Paradise papers

In November, a global elite, ranging from sporting and entertainment giants to multinationals and heads of state, were again exposed as engaging in complex tax avoidance schemes through a network of 19 offshore tax havens. The Paradise Papers project also shined a light on local business.

The Paradise Papers are a tranche of 13.4 million assorted confidential documents pertaining to offshore investments and tax avoidance which were initially leaked to two German journalists from the Süddeutsche Zeitung newspaper and then shared with the International Consortium of Investigative Journalists (ICIJ).

A subsequent BBC investigation uncovered evidence that several local businesses had engaged with aggressive tax avoidance practices. One such company is the Antrim-based Springhill Architectural Mouldings Ltd (SAM Mouldings). The business has been in operation since 1990, employs 160 people and produces MDF profiles and fibreboard.

Since 2008, Invest NI (formerly LEDU) has been a preferential shareholder in the company, within which a board member has a ‘beneficial interest’ (as a business growth mentor). However, the 264,967 £1 redeemable non-cumulative preference shares (originally 330,000) do not afford voting rights in any company decisions. The return on these preference shares is repayment of the original investment and an agreed 5.5 per cent rate of return. Invest NI has also offered £608,444 in financial assistance, £431,007 of which has been drawn-down since 2008.

In 2000, SAM Mouldings bought Department for Enterprise, Trade and Investment (now Department for the Economy) land for £280,000. The company then developed its business on the site and by 2014, the property (including factory and offices) was valued at £4 million.

In 2015, SAM Mouldings sold the property for a nominal fee of £1 to an ‘unconnected third party’ company in Mauritius. Leaked documents (including emails) indicate that the SAM Mouldings owners also had control of the Mauritian company (the owner directed the Mauritian company to buy shares off himself). Essentially, the owners had gifted the Antrim property to themselves.

Consequently, SAM Mouldings assumed a £270,000 annual rent bill. The rent was transferred through various intermediaries before reaching Mauritius where Global Business Category 1 (GBC1) companies are entitled to a foreign tax credit which means maximum effective tax rate is a mere three per cent. This is a form of ‘rent factoring’ whereby, in exchange for a single payment (in essence a loan), a company diverts future rents from a property to a financier. HMRC states: “By exchanging future income for a lump sum in this way the borrower aims to get tax relief that would not otherwise be available for loan repayments.”
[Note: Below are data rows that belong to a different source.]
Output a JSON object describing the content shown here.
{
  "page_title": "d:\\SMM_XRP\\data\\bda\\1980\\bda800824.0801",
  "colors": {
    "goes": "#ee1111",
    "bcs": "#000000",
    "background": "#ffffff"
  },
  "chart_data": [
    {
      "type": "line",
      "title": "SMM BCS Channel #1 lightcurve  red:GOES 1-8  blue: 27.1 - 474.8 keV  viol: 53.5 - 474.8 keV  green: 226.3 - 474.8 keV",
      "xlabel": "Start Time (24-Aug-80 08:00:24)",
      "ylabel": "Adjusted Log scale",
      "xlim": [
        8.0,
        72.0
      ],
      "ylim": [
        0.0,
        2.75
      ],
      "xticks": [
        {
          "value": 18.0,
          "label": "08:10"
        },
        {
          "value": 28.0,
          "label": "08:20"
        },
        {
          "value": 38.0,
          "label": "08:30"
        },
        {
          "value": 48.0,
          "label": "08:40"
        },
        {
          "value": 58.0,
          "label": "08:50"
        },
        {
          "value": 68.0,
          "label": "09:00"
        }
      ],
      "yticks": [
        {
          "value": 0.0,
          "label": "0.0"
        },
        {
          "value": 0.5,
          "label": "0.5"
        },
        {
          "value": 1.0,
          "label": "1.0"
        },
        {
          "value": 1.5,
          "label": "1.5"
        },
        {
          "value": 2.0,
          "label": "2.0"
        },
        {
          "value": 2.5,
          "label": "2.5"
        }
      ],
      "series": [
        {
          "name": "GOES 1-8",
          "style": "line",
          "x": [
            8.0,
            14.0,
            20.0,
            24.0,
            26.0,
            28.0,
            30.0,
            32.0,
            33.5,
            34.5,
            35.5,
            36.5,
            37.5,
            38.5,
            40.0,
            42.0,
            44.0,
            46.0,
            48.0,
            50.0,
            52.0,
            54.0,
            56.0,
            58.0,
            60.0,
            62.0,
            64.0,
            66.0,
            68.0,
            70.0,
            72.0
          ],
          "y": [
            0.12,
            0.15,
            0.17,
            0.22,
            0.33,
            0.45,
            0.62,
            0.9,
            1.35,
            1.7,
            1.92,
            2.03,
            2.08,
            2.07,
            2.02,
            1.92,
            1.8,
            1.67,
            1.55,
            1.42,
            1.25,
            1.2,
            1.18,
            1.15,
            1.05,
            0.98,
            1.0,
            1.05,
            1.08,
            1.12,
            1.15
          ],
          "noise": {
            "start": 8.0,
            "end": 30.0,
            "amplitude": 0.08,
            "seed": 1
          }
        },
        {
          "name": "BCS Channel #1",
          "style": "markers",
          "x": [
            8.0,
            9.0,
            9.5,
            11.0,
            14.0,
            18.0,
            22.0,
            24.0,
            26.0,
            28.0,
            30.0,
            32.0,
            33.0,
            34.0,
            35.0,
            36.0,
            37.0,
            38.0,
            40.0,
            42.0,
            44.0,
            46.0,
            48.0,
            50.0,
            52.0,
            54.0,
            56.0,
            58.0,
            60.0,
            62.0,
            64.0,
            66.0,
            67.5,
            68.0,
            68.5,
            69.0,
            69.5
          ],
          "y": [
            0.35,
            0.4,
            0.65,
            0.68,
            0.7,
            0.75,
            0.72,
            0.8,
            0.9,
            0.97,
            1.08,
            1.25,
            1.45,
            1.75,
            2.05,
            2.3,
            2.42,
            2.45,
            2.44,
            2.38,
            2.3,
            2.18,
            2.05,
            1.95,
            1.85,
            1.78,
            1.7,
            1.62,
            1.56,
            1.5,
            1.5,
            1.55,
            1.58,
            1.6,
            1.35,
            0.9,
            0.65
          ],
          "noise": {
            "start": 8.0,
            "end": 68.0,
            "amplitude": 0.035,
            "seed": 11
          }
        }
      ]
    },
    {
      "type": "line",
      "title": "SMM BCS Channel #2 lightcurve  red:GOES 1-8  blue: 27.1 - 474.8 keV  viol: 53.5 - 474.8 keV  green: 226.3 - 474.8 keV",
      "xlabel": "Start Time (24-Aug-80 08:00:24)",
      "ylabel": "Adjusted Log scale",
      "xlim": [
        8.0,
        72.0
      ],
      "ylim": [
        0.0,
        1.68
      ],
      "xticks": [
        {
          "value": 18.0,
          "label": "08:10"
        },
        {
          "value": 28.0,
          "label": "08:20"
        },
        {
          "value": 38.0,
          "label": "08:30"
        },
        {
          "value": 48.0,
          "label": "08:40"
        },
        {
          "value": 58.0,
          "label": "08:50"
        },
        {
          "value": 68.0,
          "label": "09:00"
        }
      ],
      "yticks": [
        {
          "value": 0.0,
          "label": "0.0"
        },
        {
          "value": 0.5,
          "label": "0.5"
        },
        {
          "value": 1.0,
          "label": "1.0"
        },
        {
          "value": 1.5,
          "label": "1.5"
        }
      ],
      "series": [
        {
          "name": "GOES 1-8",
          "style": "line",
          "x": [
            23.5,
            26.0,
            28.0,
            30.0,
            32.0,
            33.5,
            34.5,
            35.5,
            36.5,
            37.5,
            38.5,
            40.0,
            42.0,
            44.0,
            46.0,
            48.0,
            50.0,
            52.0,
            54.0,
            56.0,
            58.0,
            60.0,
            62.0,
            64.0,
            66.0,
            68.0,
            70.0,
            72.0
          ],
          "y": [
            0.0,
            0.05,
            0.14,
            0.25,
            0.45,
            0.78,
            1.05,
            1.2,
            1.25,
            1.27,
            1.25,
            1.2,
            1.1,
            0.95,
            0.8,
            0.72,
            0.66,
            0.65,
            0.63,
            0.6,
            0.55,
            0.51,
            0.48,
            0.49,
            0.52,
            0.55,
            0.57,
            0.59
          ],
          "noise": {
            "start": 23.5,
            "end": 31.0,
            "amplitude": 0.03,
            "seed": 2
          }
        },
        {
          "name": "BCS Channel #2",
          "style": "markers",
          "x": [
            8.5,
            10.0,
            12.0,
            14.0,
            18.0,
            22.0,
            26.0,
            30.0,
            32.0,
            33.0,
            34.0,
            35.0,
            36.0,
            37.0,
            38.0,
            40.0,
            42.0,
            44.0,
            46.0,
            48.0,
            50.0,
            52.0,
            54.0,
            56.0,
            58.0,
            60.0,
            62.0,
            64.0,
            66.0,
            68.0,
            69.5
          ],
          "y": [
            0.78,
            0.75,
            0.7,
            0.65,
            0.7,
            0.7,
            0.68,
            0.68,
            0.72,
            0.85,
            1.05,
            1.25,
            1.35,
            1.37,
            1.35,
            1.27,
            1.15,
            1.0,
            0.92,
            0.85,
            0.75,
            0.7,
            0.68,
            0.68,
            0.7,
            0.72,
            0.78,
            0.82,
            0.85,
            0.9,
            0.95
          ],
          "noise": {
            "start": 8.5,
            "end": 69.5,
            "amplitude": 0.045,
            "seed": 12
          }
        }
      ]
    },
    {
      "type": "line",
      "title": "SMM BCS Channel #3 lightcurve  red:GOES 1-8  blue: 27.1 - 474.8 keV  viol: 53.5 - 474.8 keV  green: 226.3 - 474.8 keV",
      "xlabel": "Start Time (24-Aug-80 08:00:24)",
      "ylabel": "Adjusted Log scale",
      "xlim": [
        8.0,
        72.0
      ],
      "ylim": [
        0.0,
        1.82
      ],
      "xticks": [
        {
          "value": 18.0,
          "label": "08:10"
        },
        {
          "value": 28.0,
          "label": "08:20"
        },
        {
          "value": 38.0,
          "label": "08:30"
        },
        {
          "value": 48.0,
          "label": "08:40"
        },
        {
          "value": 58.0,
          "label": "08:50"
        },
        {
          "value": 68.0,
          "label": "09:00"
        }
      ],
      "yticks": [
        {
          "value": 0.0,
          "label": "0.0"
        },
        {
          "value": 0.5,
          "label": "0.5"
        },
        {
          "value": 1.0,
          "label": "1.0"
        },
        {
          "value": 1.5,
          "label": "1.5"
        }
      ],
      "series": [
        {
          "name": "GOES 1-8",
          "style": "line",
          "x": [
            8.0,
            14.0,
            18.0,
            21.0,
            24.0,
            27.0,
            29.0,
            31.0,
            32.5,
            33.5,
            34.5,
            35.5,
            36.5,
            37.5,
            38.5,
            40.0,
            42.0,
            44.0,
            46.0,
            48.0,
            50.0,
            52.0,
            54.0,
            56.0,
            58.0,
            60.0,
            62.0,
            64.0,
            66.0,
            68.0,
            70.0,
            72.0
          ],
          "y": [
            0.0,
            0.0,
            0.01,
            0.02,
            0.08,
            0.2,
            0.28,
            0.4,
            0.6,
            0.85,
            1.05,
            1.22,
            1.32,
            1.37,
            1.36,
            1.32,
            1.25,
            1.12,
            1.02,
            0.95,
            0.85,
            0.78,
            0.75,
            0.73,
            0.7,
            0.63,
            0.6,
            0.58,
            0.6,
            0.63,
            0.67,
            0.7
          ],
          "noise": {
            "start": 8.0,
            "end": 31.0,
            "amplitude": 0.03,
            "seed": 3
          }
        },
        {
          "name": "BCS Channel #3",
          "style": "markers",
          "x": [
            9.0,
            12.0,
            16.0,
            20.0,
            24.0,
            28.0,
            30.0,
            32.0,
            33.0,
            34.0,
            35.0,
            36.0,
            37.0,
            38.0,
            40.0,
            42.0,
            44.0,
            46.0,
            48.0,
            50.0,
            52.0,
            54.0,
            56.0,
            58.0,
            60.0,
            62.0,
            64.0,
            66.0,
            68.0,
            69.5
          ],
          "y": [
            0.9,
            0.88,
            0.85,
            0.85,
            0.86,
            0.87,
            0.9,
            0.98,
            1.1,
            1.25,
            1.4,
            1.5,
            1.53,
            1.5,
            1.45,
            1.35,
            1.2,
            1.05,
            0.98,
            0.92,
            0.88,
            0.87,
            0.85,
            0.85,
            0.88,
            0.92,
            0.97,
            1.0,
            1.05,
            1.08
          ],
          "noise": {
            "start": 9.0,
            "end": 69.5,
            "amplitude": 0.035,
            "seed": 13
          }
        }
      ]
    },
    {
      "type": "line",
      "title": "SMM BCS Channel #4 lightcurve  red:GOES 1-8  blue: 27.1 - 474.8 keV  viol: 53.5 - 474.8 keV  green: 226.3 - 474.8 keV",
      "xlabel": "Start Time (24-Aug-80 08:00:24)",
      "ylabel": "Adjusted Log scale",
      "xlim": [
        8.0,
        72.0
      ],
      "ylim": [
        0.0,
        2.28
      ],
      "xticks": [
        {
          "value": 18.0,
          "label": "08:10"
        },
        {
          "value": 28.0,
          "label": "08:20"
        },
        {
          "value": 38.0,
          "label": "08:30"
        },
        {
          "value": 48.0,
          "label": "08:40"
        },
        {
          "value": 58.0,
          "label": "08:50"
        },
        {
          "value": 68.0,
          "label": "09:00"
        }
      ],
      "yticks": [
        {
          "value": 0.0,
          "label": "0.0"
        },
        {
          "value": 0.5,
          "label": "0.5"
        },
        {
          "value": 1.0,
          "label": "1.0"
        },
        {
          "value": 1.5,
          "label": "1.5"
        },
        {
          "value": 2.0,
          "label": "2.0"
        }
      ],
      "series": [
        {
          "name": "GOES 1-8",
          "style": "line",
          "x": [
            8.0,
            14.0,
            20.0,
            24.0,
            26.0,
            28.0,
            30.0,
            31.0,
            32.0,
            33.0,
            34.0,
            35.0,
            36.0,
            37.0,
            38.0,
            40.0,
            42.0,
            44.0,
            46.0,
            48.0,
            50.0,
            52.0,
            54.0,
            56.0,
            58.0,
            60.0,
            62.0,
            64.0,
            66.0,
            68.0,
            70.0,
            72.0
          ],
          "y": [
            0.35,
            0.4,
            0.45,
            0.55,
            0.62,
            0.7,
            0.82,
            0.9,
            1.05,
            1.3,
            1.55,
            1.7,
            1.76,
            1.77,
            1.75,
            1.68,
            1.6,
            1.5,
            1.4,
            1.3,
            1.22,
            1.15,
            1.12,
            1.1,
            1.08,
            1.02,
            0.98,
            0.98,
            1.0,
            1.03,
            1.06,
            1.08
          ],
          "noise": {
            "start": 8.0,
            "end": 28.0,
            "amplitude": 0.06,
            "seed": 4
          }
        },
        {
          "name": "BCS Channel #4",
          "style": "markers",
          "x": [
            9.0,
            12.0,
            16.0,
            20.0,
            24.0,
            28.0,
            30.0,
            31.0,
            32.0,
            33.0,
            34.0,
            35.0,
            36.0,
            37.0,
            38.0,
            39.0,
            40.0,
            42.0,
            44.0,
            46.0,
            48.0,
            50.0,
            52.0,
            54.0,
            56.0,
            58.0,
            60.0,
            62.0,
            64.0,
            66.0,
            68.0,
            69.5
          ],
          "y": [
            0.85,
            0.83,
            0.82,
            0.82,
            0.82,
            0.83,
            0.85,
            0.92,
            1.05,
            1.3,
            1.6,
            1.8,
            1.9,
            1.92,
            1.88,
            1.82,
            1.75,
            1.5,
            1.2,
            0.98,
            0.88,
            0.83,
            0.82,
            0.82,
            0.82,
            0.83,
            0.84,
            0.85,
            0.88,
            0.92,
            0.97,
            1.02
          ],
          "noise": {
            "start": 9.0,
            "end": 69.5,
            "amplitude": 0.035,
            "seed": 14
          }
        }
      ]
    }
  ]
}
As such, while SAM Mouldings paid £270,000 annual rent to the Mauritian company, the owner received a £200,000 loan. As a loan, only the inherent interest element of the rent is taxable. The owners, however, contend that they are fully compliant with HMRC obligations.

While Invest NI confirmed that it was aware of the property deal and had taken it into consideration, the tax-funded economic development agency referenced SAM Mouldings’ continued growth in both exports and employment and also its compliance with the repayment schedule for the preference shares. “A company’s tax planning is matter between it and HMRC,” it asserted in a statement to the BBC.